A remark on analytic pseudodifferential operators with singularities (Q1277224)

In the book by \textit{Yu. A. Dubinskij}: [``Analytic pseudodifferential operators and their applications''. Dordrecht: Kluwer (1991; Zbl 0743.35090)], an analytic pseudodifferential operator (an APO for short) \(A(D)\) with holomorphic symbol \(a(\zeta)\) was defined, and the algebra of APOs on \(\Omega\) was constructed.

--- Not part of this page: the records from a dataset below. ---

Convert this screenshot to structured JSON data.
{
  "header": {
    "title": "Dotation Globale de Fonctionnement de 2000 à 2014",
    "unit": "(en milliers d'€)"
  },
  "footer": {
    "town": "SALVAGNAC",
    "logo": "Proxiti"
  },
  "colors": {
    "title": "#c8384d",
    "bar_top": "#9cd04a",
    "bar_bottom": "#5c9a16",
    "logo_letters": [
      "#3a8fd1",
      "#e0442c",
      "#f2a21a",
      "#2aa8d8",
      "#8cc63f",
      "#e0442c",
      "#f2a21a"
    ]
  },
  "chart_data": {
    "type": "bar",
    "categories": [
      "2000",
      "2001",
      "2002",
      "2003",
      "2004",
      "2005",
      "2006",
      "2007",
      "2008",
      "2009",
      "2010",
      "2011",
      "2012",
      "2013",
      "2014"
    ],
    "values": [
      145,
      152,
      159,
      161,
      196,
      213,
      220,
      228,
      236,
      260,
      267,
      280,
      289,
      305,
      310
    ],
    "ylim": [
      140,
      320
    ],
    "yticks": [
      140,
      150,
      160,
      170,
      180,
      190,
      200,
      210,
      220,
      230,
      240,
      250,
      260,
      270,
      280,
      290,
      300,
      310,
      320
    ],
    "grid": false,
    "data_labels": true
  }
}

It was proved that if an APO \(A(D)\in A(\Omega)\) has the inverse \(A^{-1}(D)\in A(\Omega)\), then the analytic pseudodifferential equation \(A(D)u(z)= \nu(z)\), \(\nu(z)\in \text{Exp}_\Omega (C_z)\) has a unique solution \(u(z)=A^{-1} (D) \nu(z)\in \text{Exp}_\Omega (C_z)\). However, the existence condition for \(A^{-1}(D)\) in \(A(\Omega)\) is very strong, which leads to a loss of solutions. The main purpose of this paper is to introduce a class of APOs with pole-singularities and to define the operators with meromorphic symbol \(a(\zeta)\), \(A(D)\nu(z)= {1\over 2\pi i}\int_\gamma a(\zeta) B\nu(\zeta) e^{\zeta z} d\zeta\), where \(\gamma\) is a closed simple, oriented anticlockwise contour enclosing the spectrum of \(\nu(z)\) and \(B\nu(z)\) is the Borel transform of \(\nu(z)\). By this formula, the author proves that the operators, an APO and its value, can be represented as a sum of regular and singular parts. For a holomorphic symbol \(a(\zeta)\), the inverse of \(A(D)\), is also an APO with symbol \(a^{-1}(\zeta)\), and can be represented in this way.